Associate Professor Erin McCarthy Captures Oral Histories of COVID-19

erin mccarthy
McCarthy and Columbia’s archivists created a project entitled Capturing Quarantine, where students interview each other remotely to document their experiences with the COVID-19 pandemic.

Associate Professor Erin McCarthy listens to stories and then makes sure they’re shared with others. It all started with a project on birthing practices, where McCarthy found a family of four generations, three generations of whom had given birth, and compared their experiences. The revelations and differences in each woman’s experience had her hooked. She was an oral history convert, and now dedicates her professional life to listening to people’s stories and making sure they’re shared with others.

According to McCarthy, oral history is a knowledge producer. "It's the creation of knowledge. It's the creation of a primary source while based on memory, certainly is not exact, but it gives us insight into how people felt, how these experiences impacted them, and there's just not a lot of historical sources that give us that, the how, the why, the personal response, the impact it's made on their life. That is left to the historian's imagination most of the time, and oral history does give that.”

McCarthy was hired at Columbia College Chicago as an adjunct professor and was invited to help create the Columbia College Oral History Project (CCOHP). The Columbia College Oral History Project, started by now-retired Distinguished Professor Louis Silverstein, strove to preserve a record of College history from the 1960s through the words of the people who shaped the modern Columbia. Interviews were conducted from 1998 to 2004 with the assistance of Erin McCarthy and Chris Thale, both professional historians. McCarthy recalls she conducted about 84 interviews during that time for the project to accurately capture those who shaped Columbia’s values as they are today. She hopes to one day interview President Kim to continue the collection.

As the CCOHP was underway, McCarthy realized there were no oral history classes being offered at Columbia, so with Silverstein’s encouragement, she created a class for students to learn about and conduct oral histories, a topic so relevant to many students across the campus. McCarthy added, “so many of Columbia's majors, so many of us are about telling stories. Almost every major is about some version of storytelling, [whether it’s] written, audio, video, [or] cinema arts.”

Each oral history class focuses on a historical topic, to learn more about who they’ll be interviewing. Then, students learn about the discipline and how to record oral histories. This is all accomplished during the course of a semester. McCarthy noted that Columbia’s Oral History: The Art of the Interview course was the first to sign on with the Library of Congress' Veteran's History Project, and Columbia students have done over 200 interviews for that project. These interviews are part of the Library of Congress’ permanent collection. (see: https://memory.loc.gov/diglib/vhp/search?query=columbia+college+chicago&field=affiliation)

Oral History: The Art of the Interview is now part of the honors program at Columbia, and in the Spring of 2020 the oral histories classes partnered with the Council on Religious Leaders of Metropolitan Chicago. However, in the middle of the 2019-2020 Spring Semester the COVID-19 pandemic forced all classes to move online, with students learning remotely. This made the historically face-to-face interviews the oral history classes were to conduct with the members of the Council on Religious Leaders of Metropolitan Chicago impossible.
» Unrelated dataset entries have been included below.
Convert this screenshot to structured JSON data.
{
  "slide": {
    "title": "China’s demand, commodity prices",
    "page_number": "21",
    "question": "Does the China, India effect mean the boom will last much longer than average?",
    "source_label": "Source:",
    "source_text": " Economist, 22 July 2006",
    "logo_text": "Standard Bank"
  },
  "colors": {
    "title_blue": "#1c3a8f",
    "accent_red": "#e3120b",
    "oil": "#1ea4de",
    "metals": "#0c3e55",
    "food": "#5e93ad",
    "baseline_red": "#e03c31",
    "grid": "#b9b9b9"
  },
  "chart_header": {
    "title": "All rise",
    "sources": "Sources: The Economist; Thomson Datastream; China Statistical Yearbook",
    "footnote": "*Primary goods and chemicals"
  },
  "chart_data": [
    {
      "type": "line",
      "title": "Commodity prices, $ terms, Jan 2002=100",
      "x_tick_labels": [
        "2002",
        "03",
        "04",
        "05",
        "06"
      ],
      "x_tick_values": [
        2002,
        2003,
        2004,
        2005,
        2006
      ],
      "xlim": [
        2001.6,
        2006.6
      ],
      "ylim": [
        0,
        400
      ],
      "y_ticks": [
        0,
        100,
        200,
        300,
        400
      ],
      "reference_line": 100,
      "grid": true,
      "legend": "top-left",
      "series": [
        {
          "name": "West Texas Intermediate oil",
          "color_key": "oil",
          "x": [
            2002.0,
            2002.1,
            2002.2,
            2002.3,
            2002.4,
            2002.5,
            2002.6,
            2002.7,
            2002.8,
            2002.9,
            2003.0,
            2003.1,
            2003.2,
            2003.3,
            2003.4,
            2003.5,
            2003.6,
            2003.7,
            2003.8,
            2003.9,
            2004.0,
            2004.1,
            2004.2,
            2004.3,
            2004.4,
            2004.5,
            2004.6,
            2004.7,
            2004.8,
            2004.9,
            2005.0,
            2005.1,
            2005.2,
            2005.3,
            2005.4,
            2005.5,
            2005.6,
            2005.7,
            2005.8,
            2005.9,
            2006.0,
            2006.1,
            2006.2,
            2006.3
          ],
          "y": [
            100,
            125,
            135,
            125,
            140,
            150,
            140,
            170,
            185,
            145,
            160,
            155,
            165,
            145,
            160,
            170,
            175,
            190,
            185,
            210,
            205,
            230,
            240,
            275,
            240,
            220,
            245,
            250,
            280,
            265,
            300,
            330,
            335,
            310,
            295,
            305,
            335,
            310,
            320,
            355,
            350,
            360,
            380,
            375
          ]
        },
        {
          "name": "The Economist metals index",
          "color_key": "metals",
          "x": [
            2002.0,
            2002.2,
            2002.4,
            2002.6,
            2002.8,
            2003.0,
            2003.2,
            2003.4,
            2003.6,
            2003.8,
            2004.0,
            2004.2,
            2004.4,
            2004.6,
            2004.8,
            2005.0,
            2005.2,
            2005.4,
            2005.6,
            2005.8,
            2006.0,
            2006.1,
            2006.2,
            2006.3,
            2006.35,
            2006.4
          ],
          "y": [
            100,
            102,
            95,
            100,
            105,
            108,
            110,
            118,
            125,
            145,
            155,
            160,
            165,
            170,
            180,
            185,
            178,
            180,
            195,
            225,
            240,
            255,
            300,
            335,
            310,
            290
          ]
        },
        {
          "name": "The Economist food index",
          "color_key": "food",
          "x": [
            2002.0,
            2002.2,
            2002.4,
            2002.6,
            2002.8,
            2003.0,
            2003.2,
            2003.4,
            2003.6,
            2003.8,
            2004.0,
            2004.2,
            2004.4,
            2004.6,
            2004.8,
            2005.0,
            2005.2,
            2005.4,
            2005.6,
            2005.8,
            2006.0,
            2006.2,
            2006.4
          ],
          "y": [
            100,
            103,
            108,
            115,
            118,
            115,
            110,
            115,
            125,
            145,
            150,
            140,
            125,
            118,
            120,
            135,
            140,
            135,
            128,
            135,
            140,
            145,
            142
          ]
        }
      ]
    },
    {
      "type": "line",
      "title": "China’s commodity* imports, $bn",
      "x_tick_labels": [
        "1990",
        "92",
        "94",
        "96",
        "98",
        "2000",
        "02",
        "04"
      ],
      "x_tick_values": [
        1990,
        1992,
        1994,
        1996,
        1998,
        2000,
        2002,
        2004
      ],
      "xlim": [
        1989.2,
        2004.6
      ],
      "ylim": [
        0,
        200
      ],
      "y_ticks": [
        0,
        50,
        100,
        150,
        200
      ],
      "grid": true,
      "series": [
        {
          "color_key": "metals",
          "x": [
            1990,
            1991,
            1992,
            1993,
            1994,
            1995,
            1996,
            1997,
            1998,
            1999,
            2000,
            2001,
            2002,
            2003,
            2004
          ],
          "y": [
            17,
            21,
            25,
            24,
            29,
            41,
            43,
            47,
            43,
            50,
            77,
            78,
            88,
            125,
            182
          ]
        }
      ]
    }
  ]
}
McCarthy had to make the decision to abandon the semester’s project and was faced with having to figure out how to fulfill the learning outcomes of the course.

McCarthy and Columbia’s archivists, Heidi Marshall and Dominic Rossetti decided to create a project entitled Capturing Quarantine and have the students interview each other remotely to document their experiences with the COVID-19 pandemic. Capturing Quarantine is part of the larger archival project: Response 2020. For now, oral history courses will continue to contribute to Response 2020. “We will know more about people's experiences and COVID-19…due to increased awareness; it's important to document [this pandemic] because we know so little about the pandemic of 1918.”

In the future McCarthy hopes to go back to face-to-face interviews, but after seeing the success of Zoom and video meetings, she is leaning towards additional accommodations for remote video interviews. These video meetings also allow the option for the interviews to be filmed, which hasn’t been a focus previously.

Of the course’s impact on students, McCarthy notes, “students have the ability to incorporate interviewing into their practice and already have. This adds to their toolbox. I think the skill set that it draws upon and develops, is another reason/rationale for this course and why it's a great fit at Columbia and why it's good for our students.” McCarthy added that many students, after prepping and interviewing the subject for about twelve weeks, feel they know the person they are interviewing better than they know anyone else.

McCarthy is also working on a manuscript about Amos Alonzo Stagg, the football coach at the University of Chicago from 1892 to 1933. McCarthy wrote her dissertation about his life and his football coach career. Now she’s focusing on his early baseball origins. McCarthy plans for a book release in 2021.